Our initial haplotype panel faces several important limitations. First, the majority of samples are of European origin, limiting imputation accuracy in other population groups. Second, imputation accuracy is mediocre for the most highly polymorphic STRs, some of which will ultimately have to be directly genotyped to adequately test for associations. Notably, our work relied on existing tools originally designed for SNP imputation. Further work on computational methods specifically for imputing repeats may be able to improve performance. Finally, thousands of long STRs are filtered from our panel due to the limitation imposed by short read lengths. While we have included target STRs implicated in STR expansion disorders, many long STRs are still inaccessible using current tools. New methods are now being developed for genome-wide genotyping of more complex STRs37,61 and longer variable number tandem repeats (VNTRs)62 from short reads and can be used to expand our panel in the future. Overall, our STR imputation framework will enable an entire new class of variation to be interrogated by reanalyzing hundreds of thousands of existing datasets, with the potential to lead to novel genetic discoveries across a broad range of phenotypes.

Methods

SSC Dataset

The SSC Phase 1 dataset consists of 1916 individuals from 479 quad families. Access to SSC data was approved for this project under SFARI Base project ID 2405.1. This study was certified as exempt from institutional review board (IRB) review by the University of California San Diego IRB (Project #161286XX) since only de-identified data was accessed. Informed consents were obtained for each participating family by SSC recruitment sites in accordance with their local IRBs.

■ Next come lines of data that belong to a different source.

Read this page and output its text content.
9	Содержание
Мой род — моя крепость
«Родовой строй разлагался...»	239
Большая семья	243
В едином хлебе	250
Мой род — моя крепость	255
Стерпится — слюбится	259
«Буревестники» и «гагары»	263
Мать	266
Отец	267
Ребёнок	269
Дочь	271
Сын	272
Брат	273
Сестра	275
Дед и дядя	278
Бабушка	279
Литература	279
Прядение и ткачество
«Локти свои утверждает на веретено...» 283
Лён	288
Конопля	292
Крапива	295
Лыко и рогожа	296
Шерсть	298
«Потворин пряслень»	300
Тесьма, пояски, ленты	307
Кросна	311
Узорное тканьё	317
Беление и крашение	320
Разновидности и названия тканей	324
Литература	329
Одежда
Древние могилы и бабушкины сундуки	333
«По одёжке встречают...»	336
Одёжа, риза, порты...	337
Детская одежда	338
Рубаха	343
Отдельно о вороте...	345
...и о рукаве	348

Aligned BAM and gVCF files for whole-genome sequencing data of individuals were obtained through SFARI base (see URLs) and processed on Amazon Web Services (AWS). SNP genotypes were called from gVCF files using the GATK version 3 joint calling pipeline63. A total of 27,185,239 variants that passed the default GATK filters and overlapped with sites reported in the 1000 Genomes Project38 phase 3 data were retained for downstream analysis.

We performed principal components analysis (PCA) using SNPs from 2504 samples from Phase 3 of the 1000 Genomes Project38 and projected SSC samples onto the resulting PCs to infer sample ancestry (Supplementary Fig. 1). We estimated that the SSC cohort consists of 1585 Europeans, 39 East Asian, 172 South Asian, 69 African samples, and 51 individuals that did not clearly belong to any single population group.

Genome-wide multi-sample STR genotyping

STRs were jointly genotyped on the AWS EC2 platform in batches of 500 STRs. We streamed the corresponding region of each BAM file and of the phased SNP VCF files to a local EBS volume attached to each EC2 instance using samtools64 version 1.4 and tabix65 version 1.2, respectively. HipSTR32 version v0.5 was called individually per STR with default parameters. Phased SNPs were provided as input to allow HipSTR to perform physical phasing when possible. Resulting VCF files from each batch were merged to create a genome-wide callset in VCF format.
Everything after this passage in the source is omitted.